President Gabriel Garcia Moreno, himself, chose this site in 1870, because of its excellent geographic position and altitude - making Quito an ideal place to study the heavens.
Together with the National School of Politechnics, he entrusted one of its first professors with overseeing the construction and direction of the project.
It took seven years to complete, having brought all the equipment necessary on the backs of mules.
Finished in 1877 - 2 years after Garcia Moreno died, assassinated - in the midst of political turbulence - it began its function in 1878.
In 1875 a new telescope - still in use - came into focus literally.
Images from this observatory explode on the internet.
Another point of interest that Garcia Moreno took the initiative to have constructed - the 1870 Botanical Garden of Alameda - no longer exists.
A Jesuit priest took over, and at that time more than 12,000 species of plants, shrubs, trees, etc. made up the collection.

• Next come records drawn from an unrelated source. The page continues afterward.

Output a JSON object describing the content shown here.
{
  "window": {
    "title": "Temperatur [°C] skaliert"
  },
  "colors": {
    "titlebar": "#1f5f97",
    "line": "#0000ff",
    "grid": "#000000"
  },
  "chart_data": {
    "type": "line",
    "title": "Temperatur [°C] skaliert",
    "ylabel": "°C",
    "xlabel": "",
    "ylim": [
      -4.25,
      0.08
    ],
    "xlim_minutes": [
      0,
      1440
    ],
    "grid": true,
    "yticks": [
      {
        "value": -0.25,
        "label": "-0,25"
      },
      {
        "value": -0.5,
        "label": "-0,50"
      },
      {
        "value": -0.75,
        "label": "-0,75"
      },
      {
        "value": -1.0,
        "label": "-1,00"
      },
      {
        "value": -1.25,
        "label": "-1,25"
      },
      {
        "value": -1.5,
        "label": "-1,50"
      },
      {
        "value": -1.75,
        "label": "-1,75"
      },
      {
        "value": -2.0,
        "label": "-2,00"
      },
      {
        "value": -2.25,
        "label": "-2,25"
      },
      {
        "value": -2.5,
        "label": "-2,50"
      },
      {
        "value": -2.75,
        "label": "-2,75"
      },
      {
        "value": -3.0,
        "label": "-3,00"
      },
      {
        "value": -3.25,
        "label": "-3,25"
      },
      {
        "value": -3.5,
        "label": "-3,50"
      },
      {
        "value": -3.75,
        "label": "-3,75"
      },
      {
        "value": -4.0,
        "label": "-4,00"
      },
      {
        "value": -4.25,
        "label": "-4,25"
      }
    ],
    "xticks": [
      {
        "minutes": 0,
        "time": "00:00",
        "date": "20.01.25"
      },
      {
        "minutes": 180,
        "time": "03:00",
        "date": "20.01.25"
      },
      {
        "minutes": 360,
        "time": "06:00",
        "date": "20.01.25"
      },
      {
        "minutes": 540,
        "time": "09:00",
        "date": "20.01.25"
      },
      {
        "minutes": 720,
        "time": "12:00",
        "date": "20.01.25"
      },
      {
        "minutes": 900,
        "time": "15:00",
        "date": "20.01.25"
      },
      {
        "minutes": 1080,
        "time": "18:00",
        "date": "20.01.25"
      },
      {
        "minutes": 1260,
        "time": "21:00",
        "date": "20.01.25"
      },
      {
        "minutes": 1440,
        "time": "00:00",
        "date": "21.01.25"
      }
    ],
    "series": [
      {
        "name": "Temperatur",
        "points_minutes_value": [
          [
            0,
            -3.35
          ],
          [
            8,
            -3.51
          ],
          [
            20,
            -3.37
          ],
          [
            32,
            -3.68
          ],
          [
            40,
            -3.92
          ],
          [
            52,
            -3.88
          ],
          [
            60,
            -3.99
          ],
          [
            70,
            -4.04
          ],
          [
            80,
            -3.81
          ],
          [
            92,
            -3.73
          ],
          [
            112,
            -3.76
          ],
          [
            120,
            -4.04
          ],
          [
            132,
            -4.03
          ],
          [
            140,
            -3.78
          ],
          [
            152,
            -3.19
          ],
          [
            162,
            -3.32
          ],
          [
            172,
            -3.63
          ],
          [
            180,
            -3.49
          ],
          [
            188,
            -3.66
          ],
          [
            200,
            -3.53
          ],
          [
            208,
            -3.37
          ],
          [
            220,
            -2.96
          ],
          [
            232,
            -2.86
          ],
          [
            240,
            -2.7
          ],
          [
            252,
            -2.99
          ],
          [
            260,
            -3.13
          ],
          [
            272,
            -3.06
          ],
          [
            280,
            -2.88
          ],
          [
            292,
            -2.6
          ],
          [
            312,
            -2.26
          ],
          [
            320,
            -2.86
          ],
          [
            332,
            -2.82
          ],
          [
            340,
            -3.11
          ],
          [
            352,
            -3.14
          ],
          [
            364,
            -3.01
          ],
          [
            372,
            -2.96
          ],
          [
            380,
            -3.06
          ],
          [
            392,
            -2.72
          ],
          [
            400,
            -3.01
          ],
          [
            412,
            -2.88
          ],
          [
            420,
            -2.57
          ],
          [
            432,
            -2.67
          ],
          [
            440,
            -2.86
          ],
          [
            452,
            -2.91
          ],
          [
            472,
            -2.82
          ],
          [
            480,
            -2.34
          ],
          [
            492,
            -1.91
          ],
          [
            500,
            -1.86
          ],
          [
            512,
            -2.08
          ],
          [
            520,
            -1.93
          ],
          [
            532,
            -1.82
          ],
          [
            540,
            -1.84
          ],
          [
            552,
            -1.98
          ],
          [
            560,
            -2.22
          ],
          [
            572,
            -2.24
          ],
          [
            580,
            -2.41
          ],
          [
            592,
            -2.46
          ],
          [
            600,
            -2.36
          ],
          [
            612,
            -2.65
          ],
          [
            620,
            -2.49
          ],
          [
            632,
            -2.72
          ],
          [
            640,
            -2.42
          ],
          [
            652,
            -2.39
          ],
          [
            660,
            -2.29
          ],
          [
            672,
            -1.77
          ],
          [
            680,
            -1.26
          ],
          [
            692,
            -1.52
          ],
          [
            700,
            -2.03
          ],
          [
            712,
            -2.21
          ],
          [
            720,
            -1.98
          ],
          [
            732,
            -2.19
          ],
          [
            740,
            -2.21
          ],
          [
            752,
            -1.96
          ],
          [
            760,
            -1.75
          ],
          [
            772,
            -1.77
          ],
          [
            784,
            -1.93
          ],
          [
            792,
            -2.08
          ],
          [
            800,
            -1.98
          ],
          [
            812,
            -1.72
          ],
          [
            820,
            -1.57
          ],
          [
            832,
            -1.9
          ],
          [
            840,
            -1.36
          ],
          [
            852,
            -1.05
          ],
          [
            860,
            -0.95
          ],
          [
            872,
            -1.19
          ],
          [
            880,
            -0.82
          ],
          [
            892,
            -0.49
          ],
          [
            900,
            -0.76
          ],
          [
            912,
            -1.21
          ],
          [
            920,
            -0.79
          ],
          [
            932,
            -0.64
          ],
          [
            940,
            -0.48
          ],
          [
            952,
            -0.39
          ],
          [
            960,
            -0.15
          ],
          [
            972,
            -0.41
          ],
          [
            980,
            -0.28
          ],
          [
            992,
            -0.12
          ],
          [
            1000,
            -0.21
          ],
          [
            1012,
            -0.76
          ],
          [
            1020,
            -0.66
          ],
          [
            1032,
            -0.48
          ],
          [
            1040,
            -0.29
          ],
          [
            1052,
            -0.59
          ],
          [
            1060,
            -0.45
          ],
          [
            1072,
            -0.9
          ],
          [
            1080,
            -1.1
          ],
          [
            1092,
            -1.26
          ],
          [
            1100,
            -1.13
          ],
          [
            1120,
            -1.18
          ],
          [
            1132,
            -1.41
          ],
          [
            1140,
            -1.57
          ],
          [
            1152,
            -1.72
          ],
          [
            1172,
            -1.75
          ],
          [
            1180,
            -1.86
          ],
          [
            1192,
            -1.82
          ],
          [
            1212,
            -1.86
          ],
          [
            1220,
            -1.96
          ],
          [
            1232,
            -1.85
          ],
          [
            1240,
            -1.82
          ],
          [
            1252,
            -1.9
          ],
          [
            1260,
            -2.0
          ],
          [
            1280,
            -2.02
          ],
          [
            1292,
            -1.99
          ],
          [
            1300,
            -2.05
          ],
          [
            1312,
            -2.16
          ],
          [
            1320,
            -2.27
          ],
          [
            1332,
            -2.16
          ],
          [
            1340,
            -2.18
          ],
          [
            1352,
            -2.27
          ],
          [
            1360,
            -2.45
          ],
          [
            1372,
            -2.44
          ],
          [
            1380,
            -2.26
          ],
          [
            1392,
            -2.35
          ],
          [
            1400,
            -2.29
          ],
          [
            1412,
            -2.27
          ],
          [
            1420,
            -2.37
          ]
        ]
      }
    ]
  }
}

Plants and trees still remain as footprints of the past.
A little "river" with rowboat rentals for a small fee offers you a splash, and the locals picnic anywhere in the enormous area often.
A liesurely morning stroll to relax or a brisk walk for exercise wakes the senses leaving your indelible footprints here for future memory reference.
From El Churro - the name of the mirador - or man made lookout point - you get an overview and a great place to shoot photos at no charge.
The trolley runs regularly around this area in case you want to give it a whirl to anywhere on its route.
Lots of locals and students hang out here. A strolling local personally warned me to watch my belongings carefully - even though the only visible belonging I had on me was my cheap digital camera.
As in any country, there's safety in numbers, and the no-brainer, don't carry valuables.